A judge had erred when imposing consecutive sentences for two offences of causing serious injury by dangerous driving which related to a single incident. However, the maximum sentence of five years’ imprisonment for the offence restricted the courts’ ability to reflect different types of dangerous driving and its consequences and required further Parliamentary reflection.

[2015] EWCA Crim 105

In refusing a defendant’s costs order the Crown Court had applied too rigid a test in holding that there had been a public interest in bringing a prosecution against the registered owner of a vehicle who had failed to nominate a driver for a speeding offence. It should have considered whether she had brought suspicion on herself and whether she had misled the prosecution into thinking that the case against him was stronger than it was, as set out in Practice Direction (Criminal Proceedings: Costs) [2013] EWCA Crim 1632, [2013] 1 W.L.R. 3255. On the facts, however, an application to review the Crown Court’s refusal was dismissed.
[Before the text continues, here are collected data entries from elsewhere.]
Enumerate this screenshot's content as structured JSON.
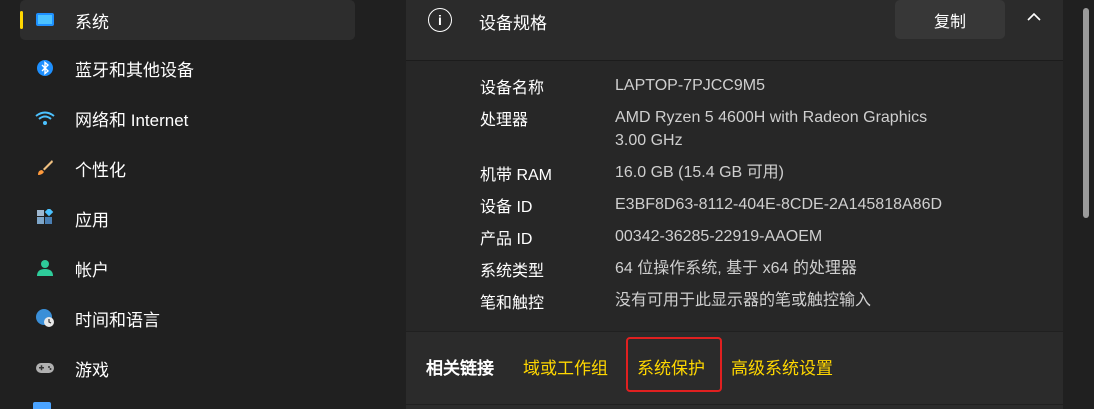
{
  "sidebar": {
    "items": [
      {
        "label": "系统",
        "icon": "display-icon",
        "selected": true
      },
      {
        "label": "蓝牙和其他设备",
        "icon": "bluetooth-icon"
      },
      {
        "label": "网络和 Internet",
        "icon": "wifi-icon"
      },
      {
        "label": "个性化",
        "icon": "brush-icon"
      },
      {
        "label": "应用",
        "icon": "apps-icon"
      },
      {
        "label": "帐户",
        "icon": "person-icon"
      },
      {
        "label": "时间和语言",
        "icon": "globe-clock-icon"
      },
      {
        "label": "游戏",
        "icon": "gamepad-icon"
      }
    ]
  },
  "device_specs": {
    "title": "设备规格",
    "copy_label": "复制",
    "rows": [
      {
        "key": "设备名称",
        "value": "LAPTOP-7PJCC9M5"
      },
      {
        "key": "处理器",
        "value": "AMD Ryzen 5 4600H with Radeon Graphics",
        "value2": "3.00 GHz"
      },
      {
        "key": "机带 RAM",
        "value": "16.0 GB (15.4 GB 可用)"
      },
      {
        "key": "设备 ID",
        "value": "E3BF8D63-8112-404E-8CDE-2A145818A86D"
      },
      {
        "key": "产品 ID",
        "value": "00342-36285-22919-AAOEM"
      },
      {
        "key": "系统类型",
        "value": "64 位操作系统, 基于 x64 的处理器"
      },
      {
        "key": "笔和触控",
        "value": "没有可用于此显示器的笔或触控输入"
      }
    ]
  },
  "related_links": {
    "label": "相关链接",
    "links": [
      "域或工作组",
      "系统保护",
      "高级系统设置"
    ]
  },
  "colors": {
    "accent": "#ffd700",
    "highlight": "#e02020",
    "background": "#202020"
  }
}
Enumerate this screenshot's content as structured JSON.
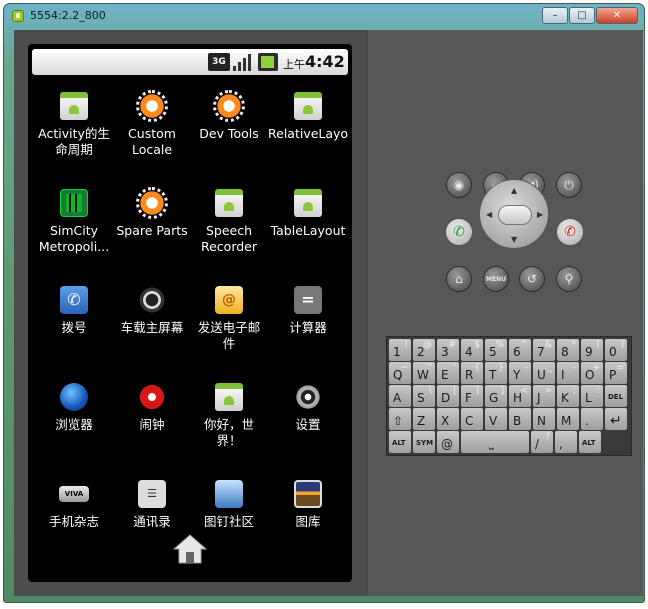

A magistrates court had erred in finding that the Driving and Vehicle Licensing Agency had been correct to revoke an elderly woman’s driving licence under the Road Traffic Act 1988 s.93 due to a “relevant disability”, namely an age-related decline in cognitive function. The statutory requirement that a medical disability had likely caused the claimant’s unsatisfactory driving had not been proved, as the claimant had provided specific expert evidence that her cognitive abilities were almost faultless.

A sentence of three years’ imprisonment, imposed following a guilty plea to causing serious injury by dangerous driving, was reduced to two years, having regard to consideration of the relevant guideline which had been unavailable at sentencing.

[2014] EWCA Crim 2743

The Criminal Justice Act 1988 s.40 was applicable so as to enable a count on a summary-only offence to be joined to an indictment with offences which were triable either way, despite the Crown offering no evidence on those counts. The Crown’s decision did not render the indictment a nullity.

[2014] EWCA Crim 2411

It had not been unreasonable for a court to find that an offender was guilty of wilfully obstructing a highway contrary to the Highways Act 1980 s.137(1) and of neglecting or refusing to proceed in a particular line of traffic contrary to the Road Traffic Act 1988 s.35(1) when a police officer had given him directions to proceed. Although the entire exchange between the causing of the obstruction and the police officer’s directions had lasted no more than 30 to 40 seconds the obstruction could not be regarded as deminimis.

A deprivation order made in respect of a vehicle which an offender had been driving whilst committing road traffic offences was quashed where the offender did not own the vehicle.